Amygdalin-loaded alginate-chitosan nanoparticles as biodegradable drug delivery carrier to evaluate anticancer efficacy

Abstract

The major thrust in pharmaceutic research is developing better drug delivery system that can deliver drugs at the required dosage, to the right place and at an appropriate time. Drug-loaded nanoparticles are such delivery system. In the present research study, the potential of amygdalin-loaded alginate–chitosan nanoparticles (ACNPs) for delivery to cancer cells was investigated. The nanoparticles were prepared by biocompatible, mucoadhesive and biodegradable polymers (alginate–chitosan) by using ionotropic pre-gelation method followed by polyelectrolyte complexation.
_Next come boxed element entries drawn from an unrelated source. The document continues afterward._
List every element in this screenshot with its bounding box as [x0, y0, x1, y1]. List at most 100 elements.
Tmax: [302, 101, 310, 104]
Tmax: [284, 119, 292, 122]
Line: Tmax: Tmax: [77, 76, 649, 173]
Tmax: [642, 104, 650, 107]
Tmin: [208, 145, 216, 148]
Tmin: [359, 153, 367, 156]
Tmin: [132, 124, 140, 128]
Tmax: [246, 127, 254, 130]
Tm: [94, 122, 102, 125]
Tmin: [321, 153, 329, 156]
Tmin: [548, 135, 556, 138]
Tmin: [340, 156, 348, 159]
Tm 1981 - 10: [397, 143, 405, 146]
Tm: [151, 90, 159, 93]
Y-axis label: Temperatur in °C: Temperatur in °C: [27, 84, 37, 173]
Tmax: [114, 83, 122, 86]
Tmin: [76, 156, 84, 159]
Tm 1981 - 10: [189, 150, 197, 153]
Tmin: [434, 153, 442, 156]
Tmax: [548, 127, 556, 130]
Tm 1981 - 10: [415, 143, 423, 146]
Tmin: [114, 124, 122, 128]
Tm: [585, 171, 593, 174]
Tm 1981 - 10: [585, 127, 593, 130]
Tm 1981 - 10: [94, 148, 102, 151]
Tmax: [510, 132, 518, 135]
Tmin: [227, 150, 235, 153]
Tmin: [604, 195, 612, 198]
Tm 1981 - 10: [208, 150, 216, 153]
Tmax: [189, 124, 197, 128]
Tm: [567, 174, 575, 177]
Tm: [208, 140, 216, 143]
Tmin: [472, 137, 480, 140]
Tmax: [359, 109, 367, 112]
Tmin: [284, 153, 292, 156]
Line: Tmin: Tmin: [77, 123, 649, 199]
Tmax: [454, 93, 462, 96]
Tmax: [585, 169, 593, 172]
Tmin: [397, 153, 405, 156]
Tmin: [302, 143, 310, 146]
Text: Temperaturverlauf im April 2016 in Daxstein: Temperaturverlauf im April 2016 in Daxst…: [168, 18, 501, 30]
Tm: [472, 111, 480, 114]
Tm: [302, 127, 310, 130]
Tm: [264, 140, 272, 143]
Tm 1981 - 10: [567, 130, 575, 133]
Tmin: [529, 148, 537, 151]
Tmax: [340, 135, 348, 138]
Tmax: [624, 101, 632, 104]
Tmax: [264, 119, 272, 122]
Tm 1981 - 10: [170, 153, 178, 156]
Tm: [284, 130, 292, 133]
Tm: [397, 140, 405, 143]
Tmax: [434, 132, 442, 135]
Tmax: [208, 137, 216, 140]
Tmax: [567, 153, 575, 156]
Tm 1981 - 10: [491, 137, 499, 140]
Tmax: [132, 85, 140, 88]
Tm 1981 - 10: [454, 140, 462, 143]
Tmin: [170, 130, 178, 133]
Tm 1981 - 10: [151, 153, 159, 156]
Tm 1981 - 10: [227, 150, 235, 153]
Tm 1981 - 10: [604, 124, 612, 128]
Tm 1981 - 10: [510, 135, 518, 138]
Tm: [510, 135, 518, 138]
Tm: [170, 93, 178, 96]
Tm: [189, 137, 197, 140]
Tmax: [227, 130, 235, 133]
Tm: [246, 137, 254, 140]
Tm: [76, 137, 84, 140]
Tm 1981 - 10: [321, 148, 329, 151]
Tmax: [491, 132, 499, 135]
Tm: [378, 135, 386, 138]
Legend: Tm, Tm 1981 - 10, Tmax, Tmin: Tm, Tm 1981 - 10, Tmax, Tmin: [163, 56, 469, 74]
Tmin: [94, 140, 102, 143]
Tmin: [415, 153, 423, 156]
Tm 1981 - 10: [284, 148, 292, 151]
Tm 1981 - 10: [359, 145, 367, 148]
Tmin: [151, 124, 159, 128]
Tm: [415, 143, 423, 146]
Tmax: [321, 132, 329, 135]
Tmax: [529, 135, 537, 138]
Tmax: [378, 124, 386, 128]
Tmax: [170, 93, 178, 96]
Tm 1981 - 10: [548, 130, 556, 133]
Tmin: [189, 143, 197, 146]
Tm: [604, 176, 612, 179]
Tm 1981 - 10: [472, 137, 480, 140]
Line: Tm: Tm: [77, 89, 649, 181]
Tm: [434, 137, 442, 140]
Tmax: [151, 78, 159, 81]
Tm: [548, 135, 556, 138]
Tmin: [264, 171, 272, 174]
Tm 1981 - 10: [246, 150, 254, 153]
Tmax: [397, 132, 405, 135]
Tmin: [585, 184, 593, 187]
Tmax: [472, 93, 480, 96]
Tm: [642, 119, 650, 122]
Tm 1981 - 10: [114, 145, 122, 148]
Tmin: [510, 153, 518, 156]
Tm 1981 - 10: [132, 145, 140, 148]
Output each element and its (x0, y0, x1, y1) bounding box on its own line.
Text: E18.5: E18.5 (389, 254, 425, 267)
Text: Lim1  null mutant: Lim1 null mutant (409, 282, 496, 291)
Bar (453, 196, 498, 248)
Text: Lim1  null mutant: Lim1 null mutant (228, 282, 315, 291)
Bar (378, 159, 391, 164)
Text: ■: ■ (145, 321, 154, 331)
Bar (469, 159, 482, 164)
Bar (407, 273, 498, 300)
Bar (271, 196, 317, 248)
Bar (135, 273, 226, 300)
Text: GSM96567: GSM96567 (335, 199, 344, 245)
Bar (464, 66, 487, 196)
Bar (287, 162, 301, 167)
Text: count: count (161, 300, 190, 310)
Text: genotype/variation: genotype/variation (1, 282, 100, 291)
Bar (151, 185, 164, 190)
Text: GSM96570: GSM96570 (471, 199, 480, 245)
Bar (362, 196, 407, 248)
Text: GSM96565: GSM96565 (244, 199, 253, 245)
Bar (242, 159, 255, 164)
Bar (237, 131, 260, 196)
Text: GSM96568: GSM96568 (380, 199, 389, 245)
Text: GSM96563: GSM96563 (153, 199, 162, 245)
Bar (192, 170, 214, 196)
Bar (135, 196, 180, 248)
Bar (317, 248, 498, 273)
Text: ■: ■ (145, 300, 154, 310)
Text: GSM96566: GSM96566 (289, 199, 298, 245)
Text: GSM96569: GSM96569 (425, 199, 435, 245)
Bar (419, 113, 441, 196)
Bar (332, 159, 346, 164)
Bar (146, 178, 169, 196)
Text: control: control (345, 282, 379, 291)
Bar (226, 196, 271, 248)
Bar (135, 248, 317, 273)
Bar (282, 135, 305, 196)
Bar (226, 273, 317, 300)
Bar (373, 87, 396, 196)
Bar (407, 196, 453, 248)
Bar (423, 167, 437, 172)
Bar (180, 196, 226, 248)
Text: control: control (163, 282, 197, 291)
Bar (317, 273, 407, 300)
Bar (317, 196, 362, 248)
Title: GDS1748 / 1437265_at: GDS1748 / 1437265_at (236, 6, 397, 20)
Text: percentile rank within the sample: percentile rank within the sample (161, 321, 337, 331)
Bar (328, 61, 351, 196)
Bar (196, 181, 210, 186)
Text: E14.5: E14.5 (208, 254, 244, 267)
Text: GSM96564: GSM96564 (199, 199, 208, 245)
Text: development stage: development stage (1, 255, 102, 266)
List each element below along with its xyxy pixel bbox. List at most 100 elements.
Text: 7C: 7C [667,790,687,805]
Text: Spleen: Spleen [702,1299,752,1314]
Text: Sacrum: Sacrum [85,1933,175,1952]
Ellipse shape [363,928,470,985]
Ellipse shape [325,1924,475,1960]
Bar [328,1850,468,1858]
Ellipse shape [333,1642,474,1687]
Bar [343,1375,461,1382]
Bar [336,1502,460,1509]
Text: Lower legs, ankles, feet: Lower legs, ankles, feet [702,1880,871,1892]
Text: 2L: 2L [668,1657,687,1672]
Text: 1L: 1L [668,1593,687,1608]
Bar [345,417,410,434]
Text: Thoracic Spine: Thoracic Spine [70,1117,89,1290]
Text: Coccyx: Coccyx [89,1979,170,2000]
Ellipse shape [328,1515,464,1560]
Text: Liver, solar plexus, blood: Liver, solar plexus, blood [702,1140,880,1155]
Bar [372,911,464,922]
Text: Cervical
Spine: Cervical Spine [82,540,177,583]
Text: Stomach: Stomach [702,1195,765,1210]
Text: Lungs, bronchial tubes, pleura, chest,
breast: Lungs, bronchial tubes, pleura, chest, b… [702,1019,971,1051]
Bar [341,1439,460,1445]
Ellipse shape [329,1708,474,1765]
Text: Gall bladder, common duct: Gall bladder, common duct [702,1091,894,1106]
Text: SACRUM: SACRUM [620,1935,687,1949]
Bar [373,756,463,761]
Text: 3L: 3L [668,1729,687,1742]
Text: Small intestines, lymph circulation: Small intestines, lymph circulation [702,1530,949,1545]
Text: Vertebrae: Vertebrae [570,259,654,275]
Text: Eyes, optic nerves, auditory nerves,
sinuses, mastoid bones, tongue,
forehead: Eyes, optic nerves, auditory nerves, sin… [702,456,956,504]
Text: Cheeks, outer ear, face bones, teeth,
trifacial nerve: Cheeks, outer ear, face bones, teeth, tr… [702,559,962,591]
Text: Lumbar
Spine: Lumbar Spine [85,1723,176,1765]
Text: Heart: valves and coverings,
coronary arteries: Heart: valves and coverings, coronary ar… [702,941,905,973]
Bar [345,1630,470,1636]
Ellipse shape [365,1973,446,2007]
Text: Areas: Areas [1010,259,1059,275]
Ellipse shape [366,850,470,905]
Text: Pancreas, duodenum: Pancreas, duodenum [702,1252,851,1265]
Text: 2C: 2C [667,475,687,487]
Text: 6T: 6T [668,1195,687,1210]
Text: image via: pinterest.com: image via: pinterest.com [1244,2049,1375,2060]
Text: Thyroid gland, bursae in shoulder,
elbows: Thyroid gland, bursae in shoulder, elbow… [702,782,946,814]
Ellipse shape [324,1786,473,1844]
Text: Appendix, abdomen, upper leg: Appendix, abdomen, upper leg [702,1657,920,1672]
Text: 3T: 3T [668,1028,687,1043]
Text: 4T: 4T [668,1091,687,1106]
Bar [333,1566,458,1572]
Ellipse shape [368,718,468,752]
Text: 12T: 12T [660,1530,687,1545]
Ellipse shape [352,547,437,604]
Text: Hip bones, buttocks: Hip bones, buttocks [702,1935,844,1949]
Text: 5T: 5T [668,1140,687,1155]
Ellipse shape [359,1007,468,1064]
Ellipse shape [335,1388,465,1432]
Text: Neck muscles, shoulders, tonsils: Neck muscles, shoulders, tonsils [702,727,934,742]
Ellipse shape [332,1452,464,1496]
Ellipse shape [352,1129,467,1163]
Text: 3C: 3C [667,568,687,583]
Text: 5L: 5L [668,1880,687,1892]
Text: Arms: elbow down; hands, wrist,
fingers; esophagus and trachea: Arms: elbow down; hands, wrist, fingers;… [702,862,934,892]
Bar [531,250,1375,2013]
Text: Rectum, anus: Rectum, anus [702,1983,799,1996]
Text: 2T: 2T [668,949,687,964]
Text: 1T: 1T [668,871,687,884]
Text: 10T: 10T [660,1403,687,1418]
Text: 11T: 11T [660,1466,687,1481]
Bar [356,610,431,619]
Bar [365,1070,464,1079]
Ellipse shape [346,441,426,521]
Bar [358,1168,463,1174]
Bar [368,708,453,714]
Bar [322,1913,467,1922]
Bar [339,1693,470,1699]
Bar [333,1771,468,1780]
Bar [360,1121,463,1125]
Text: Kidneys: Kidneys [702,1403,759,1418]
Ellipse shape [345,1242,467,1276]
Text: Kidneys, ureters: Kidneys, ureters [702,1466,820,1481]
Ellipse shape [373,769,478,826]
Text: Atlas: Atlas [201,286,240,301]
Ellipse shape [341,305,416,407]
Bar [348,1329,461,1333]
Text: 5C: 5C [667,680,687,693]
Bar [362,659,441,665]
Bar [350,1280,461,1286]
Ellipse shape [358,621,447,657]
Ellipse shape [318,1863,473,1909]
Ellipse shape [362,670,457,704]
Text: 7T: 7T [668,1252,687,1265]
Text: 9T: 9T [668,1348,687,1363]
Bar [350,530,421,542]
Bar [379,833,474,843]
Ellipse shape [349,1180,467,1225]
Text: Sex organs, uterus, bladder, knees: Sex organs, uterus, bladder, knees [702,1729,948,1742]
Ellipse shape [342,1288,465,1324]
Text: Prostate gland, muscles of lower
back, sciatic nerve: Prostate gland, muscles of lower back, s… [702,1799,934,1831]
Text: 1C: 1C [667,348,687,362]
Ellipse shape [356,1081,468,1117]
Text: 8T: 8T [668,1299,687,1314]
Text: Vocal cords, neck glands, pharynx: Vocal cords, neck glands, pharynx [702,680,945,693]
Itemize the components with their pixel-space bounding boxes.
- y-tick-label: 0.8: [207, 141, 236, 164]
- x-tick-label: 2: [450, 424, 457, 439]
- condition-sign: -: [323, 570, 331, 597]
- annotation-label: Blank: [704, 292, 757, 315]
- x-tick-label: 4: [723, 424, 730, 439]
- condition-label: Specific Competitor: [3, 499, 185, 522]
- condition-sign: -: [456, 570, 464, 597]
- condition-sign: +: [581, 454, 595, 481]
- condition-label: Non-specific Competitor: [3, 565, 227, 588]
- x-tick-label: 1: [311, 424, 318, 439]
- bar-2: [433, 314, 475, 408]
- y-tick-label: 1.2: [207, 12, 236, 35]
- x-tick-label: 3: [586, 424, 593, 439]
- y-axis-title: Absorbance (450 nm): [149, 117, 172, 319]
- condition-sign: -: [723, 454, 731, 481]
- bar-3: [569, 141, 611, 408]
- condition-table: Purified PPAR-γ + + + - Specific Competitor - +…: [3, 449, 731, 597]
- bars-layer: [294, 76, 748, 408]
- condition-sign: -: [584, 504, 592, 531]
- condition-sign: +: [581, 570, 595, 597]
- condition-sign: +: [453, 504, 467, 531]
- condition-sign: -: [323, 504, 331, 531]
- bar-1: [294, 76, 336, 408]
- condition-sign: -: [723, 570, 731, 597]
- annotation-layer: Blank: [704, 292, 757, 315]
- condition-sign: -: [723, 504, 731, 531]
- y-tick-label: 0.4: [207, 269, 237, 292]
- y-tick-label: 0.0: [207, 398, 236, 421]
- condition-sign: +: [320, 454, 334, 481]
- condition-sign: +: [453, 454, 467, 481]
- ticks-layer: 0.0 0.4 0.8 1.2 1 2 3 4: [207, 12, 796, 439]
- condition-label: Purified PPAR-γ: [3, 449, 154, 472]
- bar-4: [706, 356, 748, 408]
The amygdalin-loaded ACNPs were ~119 ± 19 nm in average size, showed high zeta potential of -36 ± 0.88 mV and drug encapsulation efficiency of ~90%. The ACNPs were further characterized by scanning electron microscopy (SEM) and Fourier transform infrared spectroscopy (FTIR). In vitro, amygdalin release and swelling ability at various pH values were also investigated. They exhibited sustained drug release within 10 h and significant swelling rates at neutral and slightly acidic environment. The transmigration and mucoadhesive study under 10 dynes/cm2 shear flow stress in BioFlux system were investigated. The alginate–chitosan nanoparticles successfully adhered to porcine mucin type II. The therapeutic efficiency of amygdalin against cancer was evaluated on human lung cancer cell lines through cytotoxic MTT assay. The cytotoxicity assay showed that amygdalin-loaded ACNPs demonstrated sustained and greater anti-cancerous effect on H1299 cell line in a dose-dependent manner. The loaded amygdalin showed more cytotoxic effect than free amygdalin. It may be due to the greater cellular uptake of nanoparticles loaded amygdalin than native amygdalin. In conclusion, biocompatible and biodegradable alginate–chitosan nanoparticles can be used as an effective drug delivery system for sustained and controlled intracellular amygdalin release and an improved cytotoxic effect of amygdalin against multiple tumors.